Questão de semântica

“Não estamos a extinguir, estamos a agregar, estamos a juntar freguesias”, afirmou, ontem, o Ministro dos Assuntos Parlamentares, Miguel Relvas, quando interpelado pelos jornalistas.
Ouvindo-o, lembrei-me de outros tempos, de outros governantes, de outras tiradas assertivas, proclamadas em tom de verdade.
Mudam-se os tempos, mudam-se as pessoas, mudam-se os contextos, mas os nossos políticos permanecem fiéis ao modelo oratório baseado numa esgrima de palavras, num jogo de sentidos.
Se há uma arte em que estes já demonstraram bem a sua mestria, ela é, sem dúvida, a da semântica!

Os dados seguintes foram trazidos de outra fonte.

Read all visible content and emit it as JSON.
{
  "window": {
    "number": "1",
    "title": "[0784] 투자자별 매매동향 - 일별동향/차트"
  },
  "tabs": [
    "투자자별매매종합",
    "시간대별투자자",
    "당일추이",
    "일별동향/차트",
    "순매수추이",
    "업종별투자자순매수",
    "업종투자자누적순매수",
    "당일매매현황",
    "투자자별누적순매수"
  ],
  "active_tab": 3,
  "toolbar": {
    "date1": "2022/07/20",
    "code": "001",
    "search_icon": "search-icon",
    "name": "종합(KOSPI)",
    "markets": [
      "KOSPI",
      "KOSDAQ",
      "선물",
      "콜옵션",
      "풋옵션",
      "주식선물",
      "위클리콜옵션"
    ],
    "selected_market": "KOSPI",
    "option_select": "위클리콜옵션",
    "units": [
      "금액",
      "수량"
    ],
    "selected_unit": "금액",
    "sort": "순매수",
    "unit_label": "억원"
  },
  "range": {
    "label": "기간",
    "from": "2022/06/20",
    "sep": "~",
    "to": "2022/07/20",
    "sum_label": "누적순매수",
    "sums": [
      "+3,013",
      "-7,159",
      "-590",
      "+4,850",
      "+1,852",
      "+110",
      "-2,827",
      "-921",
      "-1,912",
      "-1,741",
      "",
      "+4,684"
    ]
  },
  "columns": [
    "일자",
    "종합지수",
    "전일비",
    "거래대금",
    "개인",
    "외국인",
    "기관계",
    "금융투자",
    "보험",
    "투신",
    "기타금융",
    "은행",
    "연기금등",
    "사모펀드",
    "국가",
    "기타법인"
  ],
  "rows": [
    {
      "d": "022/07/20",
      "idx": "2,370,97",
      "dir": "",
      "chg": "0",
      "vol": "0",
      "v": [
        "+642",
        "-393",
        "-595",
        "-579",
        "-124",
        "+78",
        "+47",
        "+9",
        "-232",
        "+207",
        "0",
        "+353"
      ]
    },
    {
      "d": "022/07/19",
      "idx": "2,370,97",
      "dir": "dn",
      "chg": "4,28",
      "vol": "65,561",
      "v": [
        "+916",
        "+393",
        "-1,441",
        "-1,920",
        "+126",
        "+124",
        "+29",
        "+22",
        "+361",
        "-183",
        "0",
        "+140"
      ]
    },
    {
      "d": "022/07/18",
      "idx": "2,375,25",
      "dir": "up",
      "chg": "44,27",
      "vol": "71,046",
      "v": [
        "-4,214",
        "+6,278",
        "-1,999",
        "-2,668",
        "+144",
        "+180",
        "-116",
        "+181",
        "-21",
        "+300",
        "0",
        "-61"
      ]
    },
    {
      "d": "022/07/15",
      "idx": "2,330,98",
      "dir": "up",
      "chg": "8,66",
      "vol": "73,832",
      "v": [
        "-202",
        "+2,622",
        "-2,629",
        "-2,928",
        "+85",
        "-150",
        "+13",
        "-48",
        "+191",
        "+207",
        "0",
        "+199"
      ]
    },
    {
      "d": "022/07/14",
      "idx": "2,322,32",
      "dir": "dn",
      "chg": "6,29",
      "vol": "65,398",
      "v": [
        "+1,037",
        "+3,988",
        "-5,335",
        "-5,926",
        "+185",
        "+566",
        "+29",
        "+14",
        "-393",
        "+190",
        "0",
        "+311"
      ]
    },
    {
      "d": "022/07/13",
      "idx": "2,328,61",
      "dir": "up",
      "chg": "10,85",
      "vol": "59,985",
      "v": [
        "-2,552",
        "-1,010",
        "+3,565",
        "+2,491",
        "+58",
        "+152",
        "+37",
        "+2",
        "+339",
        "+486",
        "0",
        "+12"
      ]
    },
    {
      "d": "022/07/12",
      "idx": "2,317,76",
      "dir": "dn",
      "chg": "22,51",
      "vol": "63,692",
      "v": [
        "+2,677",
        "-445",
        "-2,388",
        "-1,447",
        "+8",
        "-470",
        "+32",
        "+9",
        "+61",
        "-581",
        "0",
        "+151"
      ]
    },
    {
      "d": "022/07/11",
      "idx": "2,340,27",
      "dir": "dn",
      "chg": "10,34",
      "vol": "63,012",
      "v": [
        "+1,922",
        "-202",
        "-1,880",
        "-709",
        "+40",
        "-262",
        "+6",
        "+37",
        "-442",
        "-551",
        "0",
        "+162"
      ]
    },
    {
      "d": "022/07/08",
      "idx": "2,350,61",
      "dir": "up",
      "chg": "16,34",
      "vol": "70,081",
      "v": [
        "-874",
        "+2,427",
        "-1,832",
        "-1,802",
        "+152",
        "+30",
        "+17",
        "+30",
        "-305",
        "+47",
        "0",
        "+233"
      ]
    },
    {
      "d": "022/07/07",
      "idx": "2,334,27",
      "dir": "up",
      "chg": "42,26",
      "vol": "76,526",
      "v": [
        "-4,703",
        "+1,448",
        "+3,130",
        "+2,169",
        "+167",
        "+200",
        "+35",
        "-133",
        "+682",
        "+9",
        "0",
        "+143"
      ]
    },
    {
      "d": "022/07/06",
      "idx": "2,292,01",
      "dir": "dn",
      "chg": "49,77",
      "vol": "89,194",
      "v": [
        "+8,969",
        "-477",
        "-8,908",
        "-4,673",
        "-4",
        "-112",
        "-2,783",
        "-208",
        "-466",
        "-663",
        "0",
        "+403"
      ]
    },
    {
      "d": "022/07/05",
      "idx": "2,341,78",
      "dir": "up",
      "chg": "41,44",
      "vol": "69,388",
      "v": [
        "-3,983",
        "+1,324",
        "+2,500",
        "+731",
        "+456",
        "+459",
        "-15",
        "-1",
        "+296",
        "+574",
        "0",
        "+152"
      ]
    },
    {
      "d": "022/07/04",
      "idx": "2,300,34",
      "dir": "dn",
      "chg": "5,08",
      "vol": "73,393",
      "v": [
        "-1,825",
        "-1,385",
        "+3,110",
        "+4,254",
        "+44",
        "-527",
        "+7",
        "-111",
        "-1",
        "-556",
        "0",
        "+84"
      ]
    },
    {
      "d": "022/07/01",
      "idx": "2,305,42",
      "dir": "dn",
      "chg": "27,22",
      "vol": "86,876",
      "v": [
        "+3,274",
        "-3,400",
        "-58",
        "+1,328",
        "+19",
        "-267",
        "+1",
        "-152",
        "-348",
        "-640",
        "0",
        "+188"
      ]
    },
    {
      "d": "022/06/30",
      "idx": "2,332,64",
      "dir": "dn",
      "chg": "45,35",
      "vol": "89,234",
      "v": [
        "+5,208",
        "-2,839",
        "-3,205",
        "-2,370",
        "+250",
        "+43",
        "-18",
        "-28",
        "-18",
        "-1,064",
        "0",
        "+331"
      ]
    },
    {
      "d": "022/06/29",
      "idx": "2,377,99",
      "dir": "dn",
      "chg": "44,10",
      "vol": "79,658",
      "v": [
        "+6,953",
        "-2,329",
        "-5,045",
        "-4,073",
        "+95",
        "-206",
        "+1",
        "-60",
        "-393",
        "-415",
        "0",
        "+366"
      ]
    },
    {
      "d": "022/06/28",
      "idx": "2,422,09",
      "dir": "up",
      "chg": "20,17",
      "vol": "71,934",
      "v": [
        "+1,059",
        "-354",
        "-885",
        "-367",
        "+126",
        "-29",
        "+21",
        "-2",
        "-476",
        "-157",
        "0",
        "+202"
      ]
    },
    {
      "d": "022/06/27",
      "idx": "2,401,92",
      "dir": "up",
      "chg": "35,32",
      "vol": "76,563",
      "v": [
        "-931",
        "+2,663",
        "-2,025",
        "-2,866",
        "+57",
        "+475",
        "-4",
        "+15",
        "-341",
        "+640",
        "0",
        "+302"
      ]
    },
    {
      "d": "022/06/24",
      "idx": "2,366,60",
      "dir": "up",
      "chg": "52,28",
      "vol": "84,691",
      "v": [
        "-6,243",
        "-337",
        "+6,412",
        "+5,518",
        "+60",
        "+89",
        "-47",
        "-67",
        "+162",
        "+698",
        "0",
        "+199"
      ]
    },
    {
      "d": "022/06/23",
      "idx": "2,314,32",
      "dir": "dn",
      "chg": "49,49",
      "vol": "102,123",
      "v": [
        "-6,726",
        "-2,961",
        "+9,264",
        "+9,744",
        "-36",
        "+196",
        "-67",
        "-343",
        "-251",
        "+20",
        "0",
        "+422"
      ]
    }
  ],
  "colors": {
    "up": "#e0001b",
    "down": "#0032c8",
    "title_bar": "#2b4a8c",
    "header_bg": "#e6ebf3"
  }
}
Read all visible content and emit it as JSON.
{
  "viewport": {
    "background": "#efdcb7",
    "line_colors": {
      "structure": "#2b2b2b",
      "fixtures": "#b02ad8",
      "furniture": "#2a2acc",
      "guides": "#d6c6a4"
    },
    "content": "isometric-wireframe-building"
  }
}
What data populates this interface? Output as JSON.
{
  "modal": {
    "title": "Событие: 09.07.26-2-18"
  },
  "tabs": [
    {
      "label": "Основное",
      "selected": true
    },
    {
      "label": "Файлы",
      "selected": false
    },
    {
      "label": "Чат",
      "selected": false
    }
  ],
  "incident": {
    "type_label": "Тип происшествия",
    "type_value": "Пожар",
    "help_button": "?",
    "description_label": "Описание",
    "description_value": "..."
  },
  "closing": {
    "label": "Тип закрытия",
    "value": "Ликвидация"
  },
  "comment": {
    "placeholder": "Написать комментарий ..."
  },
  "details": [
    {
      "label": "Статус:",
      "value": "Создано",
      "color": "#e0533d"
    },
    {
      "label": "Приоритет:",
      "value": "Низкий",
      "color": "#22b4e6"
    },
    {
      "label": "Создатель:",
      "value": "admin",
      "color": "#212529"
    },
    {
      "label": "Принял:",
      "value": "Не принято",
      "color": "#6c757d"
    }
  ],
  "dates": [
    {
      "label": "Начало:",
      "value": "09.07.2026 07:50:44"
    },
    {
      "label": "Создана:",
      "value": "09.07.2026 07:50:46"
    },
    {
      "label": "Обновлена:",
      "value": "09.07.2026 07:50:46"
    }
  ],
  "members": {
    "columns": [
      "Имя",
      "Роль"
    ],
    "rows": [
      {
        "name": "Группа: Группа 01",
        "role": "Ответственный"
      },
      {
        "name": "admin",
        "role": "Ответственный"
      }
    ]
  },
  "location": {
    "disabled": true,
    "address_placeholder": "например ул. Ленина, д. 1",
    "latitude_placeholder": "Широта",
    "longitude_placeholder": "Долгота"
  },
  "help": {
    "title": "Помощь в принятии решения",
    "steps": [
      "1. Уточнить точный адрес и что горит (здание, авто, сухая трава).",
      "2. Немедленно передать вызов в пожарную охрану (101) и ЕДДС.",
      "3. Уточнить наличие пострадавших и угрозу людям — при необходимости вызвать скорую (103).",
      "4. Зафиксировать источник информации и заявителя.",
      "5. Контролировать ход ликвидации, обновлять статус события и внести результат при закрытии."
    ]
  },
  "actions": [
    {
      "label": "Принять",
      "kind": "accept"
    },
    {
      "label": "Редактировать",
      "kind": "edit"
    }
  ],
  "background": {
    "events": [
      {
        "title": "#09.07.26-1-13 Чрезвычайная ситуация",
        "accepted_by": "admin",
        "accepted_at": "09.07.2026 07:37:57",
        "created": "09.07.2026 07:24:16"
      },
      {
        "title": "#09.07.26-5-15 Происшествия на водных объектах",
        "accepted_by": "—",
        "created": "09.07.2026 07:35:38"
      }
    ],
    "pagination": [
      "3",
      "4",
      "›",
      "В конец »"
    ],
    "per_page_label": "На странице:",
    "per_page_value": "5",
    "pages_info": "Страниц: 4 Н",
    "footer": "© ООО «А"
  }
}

segunda-feira, 19 de março de 2012

Escrevi teu nome

Quantas vezes, aqui, eu te escrevi? 
Quantas vezes eu te recriei? 
Quantas vezes chamei pelo teu nome? 
Quantas vezes nos reencontrámos em palavras por mim criadas, docemente trabalhadas, tecidas de afectos, debruadas de saudade, de ti, palavras ternas, palavras-espelho, de imagens que fui guardando na intimidade da memória, de ti!
Tantas e tantas vezes que eu, aqui, já te escrevi, gritei teu nome, soltei-o nas asas da lembrança, dei-lhe forma e sentimento, compu-lo!
Quantas vezes o fiz? Não sei, foram tantas... 
Quantas vezes eu escrevi teu nome sem o escrever, quantas vezes te partilhei, em pedacinhos de ternura só meus, quantas vezes te relembrei na bondade que transparecia do teu ser, na benevolência com que julgavas os outros, na calmaria das tuas palavras, por vezes carregadas de silêncios, em cumplicidade com o brilho intenso de um olhar que tudo dizia?
Foram tantas! E em cada uma delas, resguardo-te na memória das palavra que me aquecem o coração em momentos de tristeza, que me ajudam a sorrir em momentos de desânimo, que me dão força e me acompanham  em momentos de incompreensão.
Escrevi teu nome.



terça-feira, 13 de março de 2012

Perfeição

Há pouco, num instante fugaz, o rasto luminoso de uma estrela cadente, no seu percurso para o abismo, rompeu o azul imenso do céu, límpido e estrelado: uma bola dourada, em pleno movimento, cruzou o céu da minha rua, rasgou o azul vastíssimo do firmamento e desapareceu.
Como é perfeita a obra da Criação, minuciosamente pensada, cuidadosamente concebida, naturalmente existida! 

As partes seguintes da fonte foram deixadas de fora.